The Chromosomal Anomaly in Down Syndrome
The genetic cause of Down syndrome is the presence of an extra full or partial copy of chromosome 21, often referred to as Trisomy 21. The term “trisomy” indicates three copies of a particular chromosome instead of the usual two.
Typically, each human cell contains 23 pairs of chromosomes, totaling 46. These chromosomes carry genetic instructions that guide the body’s development and function. In individuals with Trisomy 21, however, cells contain 47 chromosomes, with the additional one being a third copy of chromosome 21. Chromosome 21 is the smallest human autosome, which is a non-sex chromosome.
Different Genetic Types of Down Syndrome
The extra genetic material from chromosome 21 can arise through different mechanisms, leading to three main types of Down syndrome.
Standard Trisomy 21
This is the most common form, accounting for approximately 95% of cases. It occurs due to an error in cell division called nondisjunction, where a pair of chromosome 21s fails to separate correctly during the formation of egg or sperm cells. As a result, the developing embryo receives an extra chromosome 21 from one parent, and this additional chromosome is replicated in every cell of the body. This form is generally not inherited from parents.
Translocation Down Syndrome
Occurring in about 3% of cases, this type involves an extra full or partial copy of chromosome 21 attaching itself to another chromosome, often chromosome 14, 21, or 22. In this scenario, the total number of chromosomes remains 46, but the genetic material is rearranged. This type can sometimes be inherited if a parent carries a balanced translocation, meaning they have rearranged genetic material but no extra or missing chromosomal content themselves.
Mosaic Down Syndrome
Mosaic Down syndrome is the least common type, affecting about 1% to 2% of individuals with the condition. This form is characterized by the presence of two or more genetically different cell lines within the same person. Some cells have the typical 46 chromosomes, while others have an extra copy of chromosome 21, totaling 47 chromosomes. This mosaic pattern typically arises from an error in cell division that occurs after fertilization, during the early stages of embryonic development.
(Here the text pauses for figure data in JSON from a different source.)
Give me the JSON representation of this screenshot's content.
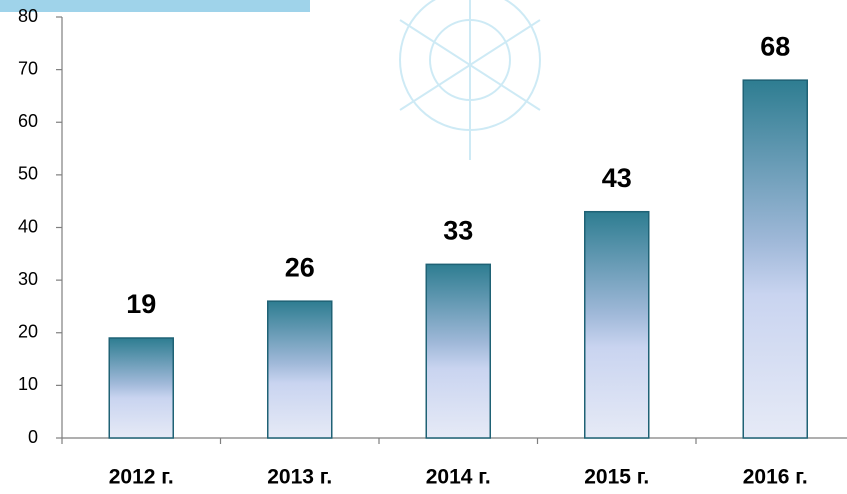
{
  "chart_data": {
    "type": "bar",
    "categories": [
      "2012 г.",
      "2013 г.",
      "2014 г.",
      "2015 г.",
      "2016 г."
    ],
    "values": [
      19,
      26,
      33,
      43,
      68
    ],
    "color": "#2e7d91",
    "ylim": [
      0,
      80
    ],
    "yticks": [
      0,
      10,
      20,
      30,
      40,
      50,
      60,
      70,
      80
    ],
    "grid": false
  }
}
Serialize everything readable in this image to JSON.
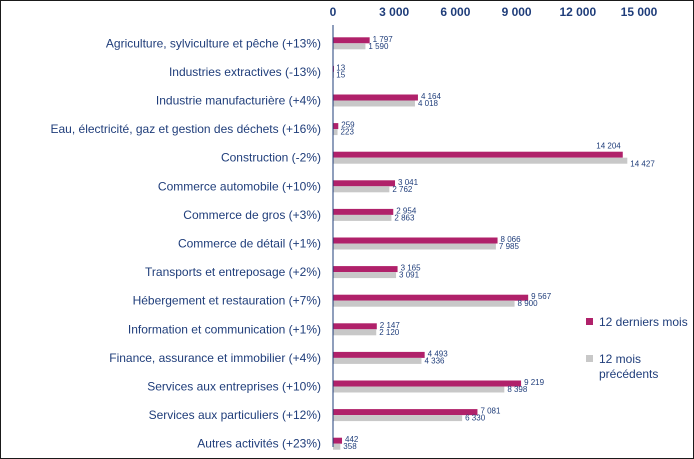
{
  "colors": {
    "current": "#b0216a",
    "previous": "#c8c8c8",
    "text": "#1f3d7a",
    "axis": "#1f3d7a"
  },
  "chart_data": {
    "type": "bar",
    "orientation": "horizontal",
    "xlim": [
      0,
      15000
    ],
    "ticks": [
      0,
      3000,
      6000,
      9000,
      12000,
      15000
    ],
    "tick_labels": [
      "0",
      "3 000",
      "6 000",
      "9 000",
      "12 000",
      "15 000"
    ],
    "grid": false,
    "legend_position": "right",
    "categories": [
      "Agriculture, sylviculture et pêche (+13%)",
      "Industries extractives (-13%)",
      "Industrie manufacturière (+4%)",
      "Eau, électricité, gaz et gestion des déchets (+16%)",
      "Construction (-2%)",
      "Commerce automobile (+10%)",
      "Commerce de gros (+3%)",
      "Commerce de détail (+1%)",
      "Transports et entreposage (+2%)",
      "Hébergement et restauration (+7%)",
      "Information et communication (+1%)",
      "Finance, assurance et immobilier (+4%)",
      "Services aux entreprises (+10%)",
      "Services aux particuliers (+12%)",
      "Autres activités (+23%)"
    ],
    "series": [
      {
        "name": "12 derniers mois",
        "values": [
          1797,
          13,
          4164,
          259,
          14204,
          3041,
          2954,
          8066,
          3165,
          9567,
          2147,
          4493,
          9219,
          7081,
          442
        ],
        "labels": [
          "1 797",
          "13",
          "4 164",
          "259",
          "14 204",
          "3 041",
          "2 954",
          "8 066",
          "3 165",
          "9 567",
          "2 147",
          "4 493",
          "9 219",
          "7 081",
          "442"
        ]
      },
      {
        "name": "12 mois précédents",
        "values": [
          1590,
          15,
          4018,
          223,
          14427,
          2762,
          2863,
          7985,
          3091,
          8900,
          2120,
          4336,
          8398,
          6330,
          358
        ],
        "labels": [
          "1 590",
          "15",
          "4 018",
          "223",
          "14 427",
          "2 762",
          "2 863",
          "7 985",
          "3 091",
          "8 900",
          "2 120",
          "4 336",
          "8 398",
          "6 330",
          "358"
        ]
      }
    ],
    "legend": [
      {
        "lines": [
          "12 derniers mois"
        ]
      },
      {
        "lines": [
          "12 mois",
          "précédents"
        ]
      }
    ]
  }
}
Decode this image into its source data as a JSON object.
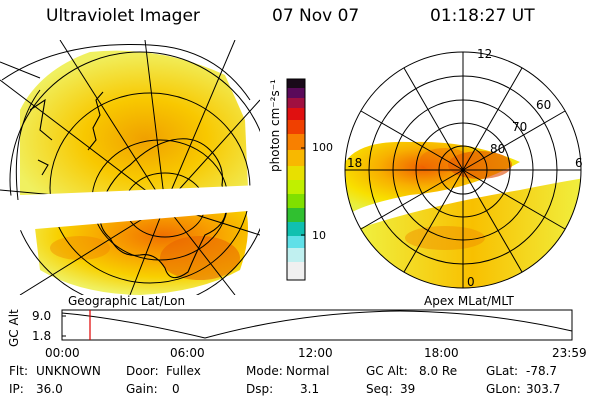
{
  "header": {
    "title": "Ultraviolet Imager",
    "date": "07 Nov 07",
    "time": "01:18:27 UT"
  },
  "left_panel": {
    "caption": "Geographic Lat/Lon"
  },
  "right_panel": {
    "caption": "Apex MLat/MLT",
    "hour_labels": {
      "top": "12",
      "left": "18",
      "right": "6",
      "bottom": "0"
    },
    "lat_labels": [
      "60",
      "70",
      "80"
    ]
  },
  "colorbar": {
    "unit_label": "photon cm⁻²s⁻¹",
    "tick_labels": [
      "100",
      "10"
    ],
    "colors": [
      "#1a0a1a",
      "#5a0a5a",
      "#b0103a",
      "#e01010",
      "#f06010",
      "#f8a000",
      "#e0d000",
      "#c8f000",
      "#80e000",
      "#30c030",
      "#10c0b0",
      "#60e0e8",
      "#c0f0f0",
      "#f0f0f0"
    ]
  },
  "altitude_plot": {
    "axis_label": "GC Alt",
    "y_ticks": [
      "9.0",
      "1.8"
    ],
    "x_ticks": [
      "00:00",
      "06:00",
      "12:00",
      "18:00",
      "23:59"
    ],
    "marker_color": "#e00000"
  },
  "info": {
    "row1": [
      {
        "label": "Flt:",
        "value": "UNKNOWN"
      },
      {
        "label": "Door:",
        "value": "Fullex"
      },
      {
        "label": "Mode:",
        "value": "Normal"
      },
      {
        "label": "GC Alt:",
        "value": "8.0 Re"
      },
      {
        "label": "GLat:",
        "value": "-78.7"
      }
    ],
    "row2": [
      {
        "label": "IP:",
        "value": "36.0"
      },
      {
        "label": "Gain:",
        "value": "0"
      },
      {
        "label": "Dsp:",
        "value": "3.1"
      },
      {
        "label": "Seq:",
        "value": "39"
      },
      {
        "label": "GLon:",
        "value": "303.7"
      }
    ]
  }
}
How Extra Genetic Material Affects Development
The presence of extra genetic material from chromosome 21 influences development through a concept known as “gene dosage.” Having three copies of the genes located on chromosome 21, instead of the usual two, leads to an increased expression of these genes. This overexpression can disrupt the balance of normal developmental pathways and cellular processes.
The altered gene dosage impacts various systems throughout the body. While the exact mechanisms are complex, the cumulative effect of these overexpressed genes contributes to the characteristic features and health considerations associated with Down syndrome. This affects how the body and brain develop.